Even as they polarized the Hill, Republicans have also been doing their best to undermine the traditionally bipartisan lobbying culture on K Street. Beginning in the late 1990s, they launched an effort to purge Washington's lobbyist shops of Democrats and turn them into an appendage of the Republican Party. The bipartisan coloration that had previously characterized the business lobbies may not have been terribly edifying, but it was undeniably an important pillar undergirding the sense of shared purpose between the two parties.
The modern GOP, however, has no use for bipartisanship. As a conservative maxim originally coined by Dick Armey, the recently-retired Republican majority leader, puts it, "Bipartisanship is another name for date rape." It is almost impossible to imagine any leading Democratic politician or activist voicing the same sentiment. For better or for worse, they remain bound to the Washington establishment's notion that bipartisanship is a virtue to be striven for.
Meanwhile, the GOP is busy exporting its hypertrophied partisanship outside the Beltway, overturning even more previously-accepted standards of political behavior along the way. When Republicans won a majority in the Texas legislature in 2002, they proceeded--at the behest of Rep. Tom DeLay (R-Texas)--to rearrange the congressional districts that had been drawn following the 2000 census, the first time in modern history that a legislature had redistricted in between the taking of censuses. The aim was to squeeze out six or seven conservative Democrats who usually voted with the GOP, simply because replacing them with conservative Republicans would cushion the GOP's majority in the House.
This GOP strategy is now spreading to other states. As the Denver Post's John Aloysius Farrell reported last year--in a rare article that put responsibility for increased polarization where it belonged--the legislative tactics pioneered by Washington Republicans are appearing in once-collegial state legislatures, where the differences between parties are usually not as apparent. "We are trying to change the tones in the state capitals--and turn them toward bitter nastiness and partisanship," leading conservative activist Grover Norquist explained to the Denver Post. Why? On the belief that, as Patrick Buchanan once articulated, if the country can be polarized between hard conservatives and hard liberals, the majority of Americans are more likely to take their chances with the former than with the latter. Yet unlike Farrell, most national pundits dare not state the strategy that conservatives themselves admit they are using to polarize state politics. Instead they affect the value-neutral, pox-on-both-houses tone that the otherwise estimable Washington Post columnist William Raspberry employed recently when he bemoaned the effects of gerrymandered redistricting. "Political campaigns are increasingly divisive," he wrote. "Moderate voices are marginalized in both major parties."

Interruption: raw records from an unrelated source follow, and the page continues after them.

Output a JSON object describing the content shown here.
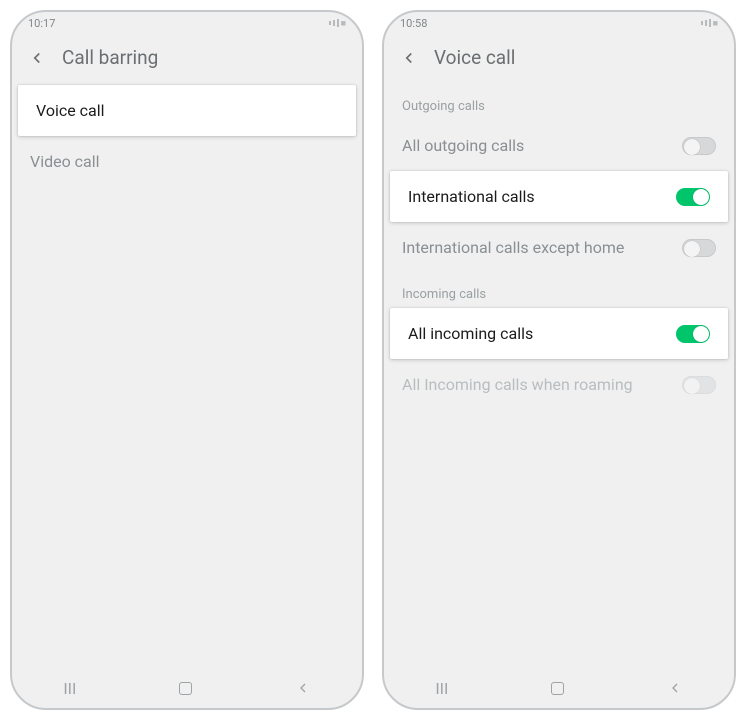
{
  "left": {
    "status_time": "10:17",
    "header": {
      "title": "Call barring"
    },
    "items": [
      {
        "label": "Voice call",
        "highlighted": true
      },
      {
        "label": "Video call",
        "highlighted": false
      }
    ]
  },
  "right": {
    "status_time": "10:58",
    "header": {
      "title": "Voice call"
    },
    "sections": [
      {
        "label": "Outgoing calls",
        "rows": [
          {
            "label": "All outgoing calls",
            "toggle": "off",
            "highlighted": false
          },
          {
            "label": "International calls",
            "toggle": "on",
            "highlighted": true
          },
          {
            "label": "International calls except home",
            "toggle": "off",
            "highlighted": false
          }
        ]
      },
      {
        "label": "Incoming calls",
        "rows": [
          {
            "label": "All incoming calls",
            "toggle": "on",
            "highlighted": true
          },
          {
            "label": "All Incoming calls when roaming",
            "toggle": "off",
            "highlighted": false,
            "disabled": true
          }
        ]
      }
    ]
  }
}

Now, again, you could argue that there's nothing wrong with polarization--that the genteel traditions of old served only to muddle political choices and deny voters the opportunity to clearly express their preferences. After all, hewing to the center is well and good if you're satisfied with the political debate as it exists today. But many voters do not share the press' affinity for compromise and bipartisanship. A principled conservative may prefer the center as it existed before the New Deal, while a principled liberal may prefer the pre-Reagan center. And if you desire those sorts of dramatic changes, working with both parties may not be possible.
The point is not necessarily that the Republicans have done wrong by being partisan and ideological. The point is that they have clearly taken the lead in dismantling bipartisanship by uniting around a radically conservative agenda and consciously--even gleefully--defying the old unwritten rules of politics that once kept partisanship and ideology in check. The same simply does not hold true on the other side of the political spectrum. You can say a lot of things about the Democrats. You can say the party's grassroots loathes Bush just as intensely as Republicans loathed Clinton. You can say Democratic members of Congress have, belatedly, become less naive about making deals with the Bush administration. But you can't say Democrats have moved farther to the left. They have recognized a radical presidency for what it is--but that does not make them radical as well.
Reporters for mainstream outlets have a difficult job trying to write about one of the most divisive of subjects, politics, in a way that does not alienate their heterogeneous readership or call forth too many outraged emails challenging their fairness. But they ought to find a way to acknowledge the obvious truth that Republican radicalism is driving the polarization of American politics. That goes double for those journalists and pundits most pained by the loss of bipartisan civility in Washington. They do their cause no good by clinging to the fiction that America's political polarization is equally the fault of both parties. Moderation and compromise can return to the nation's capital only if and when the GOP itself moves back to the civil center--which, over the long term, is probably in the party's electoral interest as well. Some tough love and honest talk from the nation's top political writers might hasten that day.